The new lottery was dubbed "La Grossa" in Catalan, a nod to "El Gordo", or "The Fat One", the top prize in Spain's traditional Christmas draw which recorded falling sales this year despite its popularity.
The Catalan draw was organised by the regional government, whose leader Artur Mas has called for a referendum in 2014 on breaking away from Spain.
"La Grossa" aped "El Gordo" by broadcasting its similar festive prize draw live on television, a clear gesture of defiance to the central government which has vowed to block the referendum.
The Catalan lottery beat expectations by selling 25 million euros' ($34 million) worth of tickets, more than doubling the 10 million euros initially planned, organisers said.
"Sales for the lottery have been very high," said shopkeeper Toni Lopez, who gave out three million euros in winnings for tickets sold at his shop north of Barcelona.
"People have really liked buying tickets and many have done so because this is our lottery, the lottery of our country," he said on Catalan television.
The prize money came nowhere near the 2.24 billion euros awarded on December 22 by El Gordo, which has the biggest overall prize pot in the world.
But the state lottery company that runs El Gordo said La Grossa appeared to have eaten into its business this year in Catalonia.
"It has had an impact," said Inmaculada Garcia, head of the Spanish state lottery, last week.

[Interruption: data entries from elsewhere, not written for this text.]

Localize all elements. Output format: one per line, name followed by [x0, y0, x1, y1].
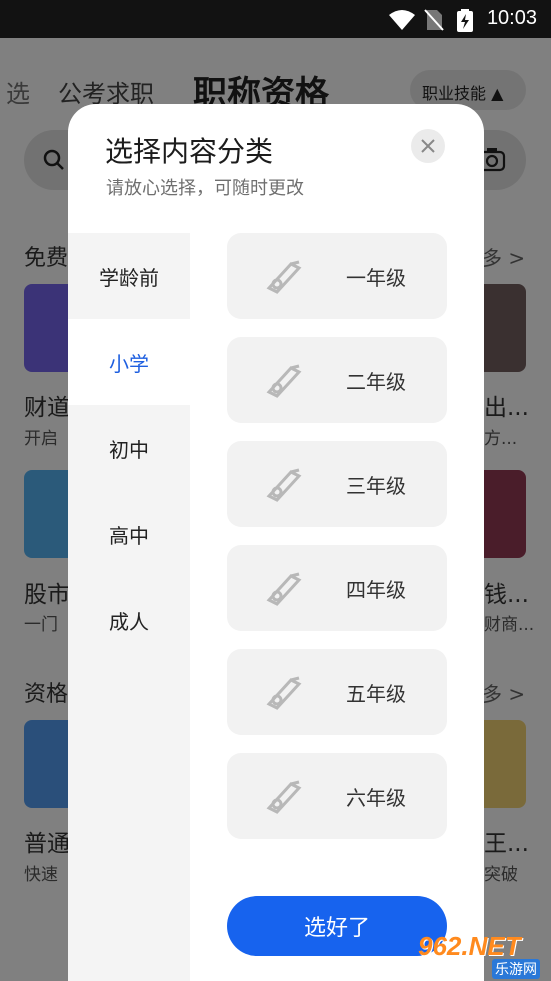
- watermark-logo: 962.NET 乐游网: [410, 931, 546, 979]
- course-subtitle: 一门: [24, 615, 58, 635]
- course-subtitle: 快速: [24, 865, 58, 885]
- section-title-free: 免费: [24, 246, 69, 271]
- grade-option-2[interactable]: 二年级: [227, 337, 447, 423]
- wifi-icon: [388, 9, 416, 35]
- pencil-icon: [265, 570, 305, 610]
- grade-option-5[interactable]: 五年级: [227, 649, 447, 735]
- category-item-preschool[interactable]: 学龄前: [68, 233, 190, 319]
- modal-title: 选择内容分类: [105, 135, 274, 168]
- battery-charging-icon: [456, 9, 474, 37]
- confirm-label: 选好了: [303, 916, 370, 941]
- grade-option-1[interactable]: 一年级: [227, 233, 447, 319]
- course-title[interactable]: 王...: [484, 824, 529, 858]
- category-label: 小学: [109, 351, 149, 376]
- pencil-icon: [265, 778, 305, 818]
- category-label: 学龄前: [99, 265, 159, 290]
- grade-option-6[interactable]: 六年级: [227, 753, 447, 839]
- course-title[interactable]: 财道: [24, 388, 70, 422]
- course-subtitle: 方...: [484, 429, 518, 449]
- category-label: 初中: [109, 437, 149, 462]
- section-title-qualification: 资格: [24, 682, 69, 707]
- close-button[interactable]: [411, 129, 445, 163]
- clock: 10:03: [486, 7, 537, 29]
- grade-label: 一年级: [346, 266, 406, 290]
- category-item-junior-high[interactable]: 初中: [68, 405, 190, 491]
- category-picker-modal: 选择内容分类 请放心选择，可随时更改 学龄前 小学 初中 高中 成人 一年级 二…: [68, 104, 484, 981]
- category-item-adult[interactable]: 成人: [68, 577, 190, 663]
- course-subtitle: 财商...: [484, 615, 535, 635]
- category-label: 高中: [109, 523, 149, 548]
- category-item-senior-high[interactable]: 高中: [68, 491, 190, 577]
- pencil-icon: [265, 674, 305, 714]
- grade-label: 三年级: [346, 474, 406, 498]
- course-title[interactable]: 股市: [24, 575, 70, 609]
- grade-label: 六年级: [346, 786, 406, 810]
- section-more-qualification[interactable]: 多 >: [482, 678, 525, 707]
- watermark-brand: 962.NET: [418, 931, 521, 961]
- pencil-icon: [265, 362, 305, 402]
- modal-subtitle: 请放心选择，可随时更改: [106, 178, 304, 199]
- status-bar: 10:03: [0, 0, 551, 38]
- course-subtitle: 开启: [24, 429, 58, 449]
- grade-label: 二年级: [346, 370, 406, 394]
- tab-partial[interactable]: 选: [6, 74, 30, 109]
- course-title[interactable]: 钱...: [484, 575, 529, 609]
- watermark-text: 乐游网: [492, 959, 540, 979]
- no-sim-icon: [424, 9, 444, 35]
- close-icon: [421, 139, 435, 153]
- pencil-icon: [265, 258, 305, 298]
- pencil-icon: [265, 466, 305, 506]
- course-subtitle: 突破: [484, 865, 518, 885]
- grade-option-4[interactable]: 四年级: [227, 545, 447, 631]
- section-more-free[interactable]: 多 >: [482, 242, 525, 271]
- grade-label: 四年级: [346, 578, 406, 602]
- course-title[interactable]: 出...: [484, 388, 529, 422]
- search-icon: [42, 148, 66, 176]
- course-title[interactable]: 普通: [24, 824, 70, 858]
- grade-label: 五年级: [346, 682, 406, 706]
- grade-option-3[interactable]: 三年级: [227, 441, 447, 527]
- category-item-primary[interactable]: 小学: [68, 319, 190, 405]
- category-sidebar: 学龄前 小学 初中 高中 成人: [68, 233, 190, 981]
- skill-dropdown-label: 职业技能 ▲: [422, 84, 504, 103]
- category-label: 成人: [109, 609, 149, 634]
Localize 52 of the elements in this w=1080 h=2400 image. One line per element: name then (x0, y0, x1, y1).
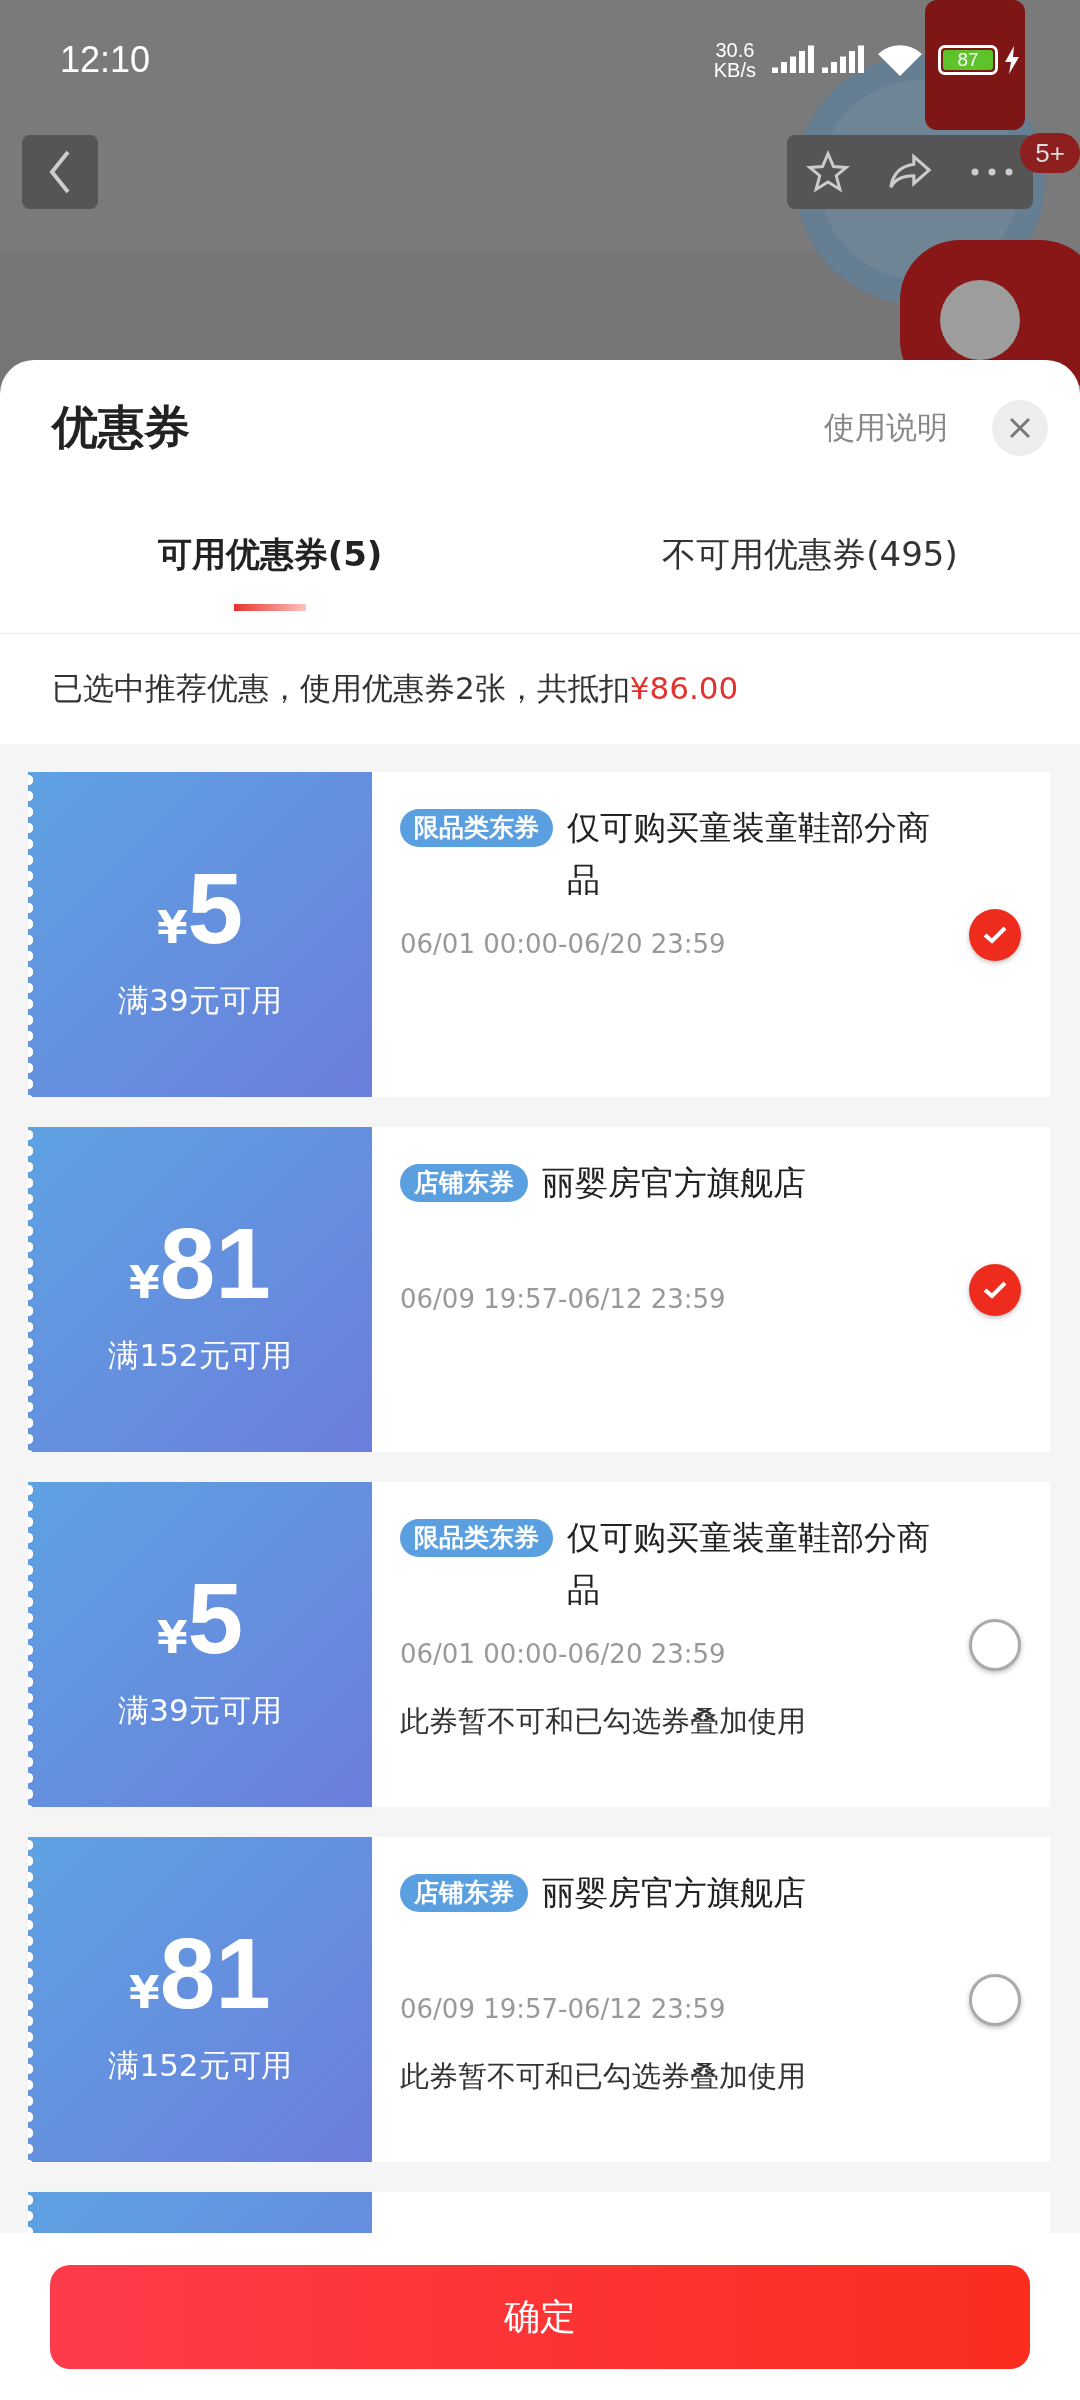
check-icon (982, 1279, 1008, 1300)
currency-sign: ¥ (156, 1611, 188, 1663)
coupon-title: 丽婴房官方旗舰店 (542, 1872, 807, 1914)
coupon-validity: 06/09 19:57-06/12 23:59 (400, 1993, 727, 2026)
coupon-amount: 5 (187, 1567, 244, 1668)
discount-summary: 已选中推荐优惠，使用优惠券2张，共抵扣¥86.00 (51, 669, 740, 708)
confirm-button[interactable]: 确定 (50, 2265, 1030, 2369)
close-button[interactable] (992, 400, 1048, 456)
coupon-amount: 5 (187, 857, 244, 958)
coupon-card[interactable]: ¥5 满39元可用 限品类东券 仅可购买童装童鞋部分商品 06/01 00:00-06/20 23:59 此券暂不可和已勾选券叠加使用 (28, 1482, 1050, 1807)
coupon-tag: 限品类东券 (400, 1519, 553, 1557)
currency-sign: ¥ (129, 1966, 160, 2018)
help-link[interactable]: 使用说明 (824, 407, 948, 449)
coupon-condition: 满39元可用 (118, 1690, 282, 1730)
coupon-condition: 满39元可用 (118, 980, 282, 1020)
status-time: 12:10 (60, 39, 151, 81)
coupon-checkbox[interactable] (969, 1263, 1021, 1316)
coupon-tag: 限品类东券 (400, 809, 553, 847)
coupon-tag: 店铺东券 (400, 1164, 528, 1202)
network-speed: 30.6 (715, 40, 755, 60)
coupon-condition: 满152元可用 (108, 1335, 292, 1375)
coupon-note: 此券暂不可和已勾选券叠加使用 (400, 1703, 807, 1740)
coupon-card[interactable]: ¥5 满39元可用 限品类东券 仅可购买童装童鞋部分商品 06/01 00:00-06/20 23:59 (28, 772, 1050, 1097)
coupon-card[interactable]: ¥81 满152元可用 店铺东券 丽婴房官方旗舰店 06/09 19:57-06/12 23:59 此券暂不可和已勾选券叠加使用 (28, 1837, 1050, 2162)
back-button[interactable] (22, 135, 98, 209)
coupon-condition: 满152元可用 (108, 2045, 292, 2085)
currency-sign: ¥ (129, 1256, 160, 1308)
coupon-amount: 81 (159, 1922, 271, 2023)
close-icon (1008, 416, 1032, 440)
coupon-tab[interactable]: 可用优惠券(5) (0, 513, 540, 633)
check-icon (982, 924, 1008, 945)
coupon-note: 此券暂不可和已勾选券叠加使用 (400, 2058, 807, 2095)
coupon-title: 仅可购买童装童鞋部分商品 (567, 1517, 931, 1611)
coupon-validity: 06/09 19:57-06/12 23:59 (400, 1283, 727, 1316)
coupon-validity: 06/01 00:00-06/20 23:59 (400, 1638, 727, 1671)
coupon-title: 仅可购买童装童鞋部分商品 (567, 807, 931, 901)
coupon-checkbox[interactable] (969, 908, 1021, 961)
back-icon (48, 150, 72, 194)
coupon-tag: 店铺东券 (400, 1874, 528, 1912)
coupon-card[interactable]: ¥81 满152元可用 店铺东券 丽婴房官方旗舰店 06/09 19:57-06/12 23:59 (28, 1127, 1050, 1452)
network-unit: KB/s (713, 60, 756, 80)
wifi-icon (876, 42, 924, 78)
coupon-tab[interactable]: 不可用优惠券(495) (540, 513, 1080, 633)
charging-icon (1004, 46, 1020, 74)
sheet-title: 优惠券 (52, 399, 191, 456)
coupon-title: 丽婴房官方旗舰店 (542, 1162, 807, 1204)
coupon-checkbox[interactable] (969, 1618, 1021, 1671)
coupon-checkbox[interactable] (969, 1973, 1021, 2026)
battery-icon: 87 (938, 45, 998, 75)
coupon-validity: 06/01 00:00-06/20 23:59 (400, 928, 727, 961)
coupon-amount: 81 (159, 1212, 271, 1313)
currency-sign: ¥ (156, 901, 188, 953)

She said sales of tickets for the national draw fell by about four percent across Spain but by more than double that in Catalonia.
Many of the 7.5 million people in Catalonia say they feel short-changed by the central government which redistributes their taxes.
Catalonia was long considered an engine of Spain's economy, but it has suffered, like the rest of Spain, from five years of on-off recession that have thrown millions out of work.
The director of the Catalonia lottery, Elsa Artadi, said profits from La Grossa would be used for social welfare for poor children and youths.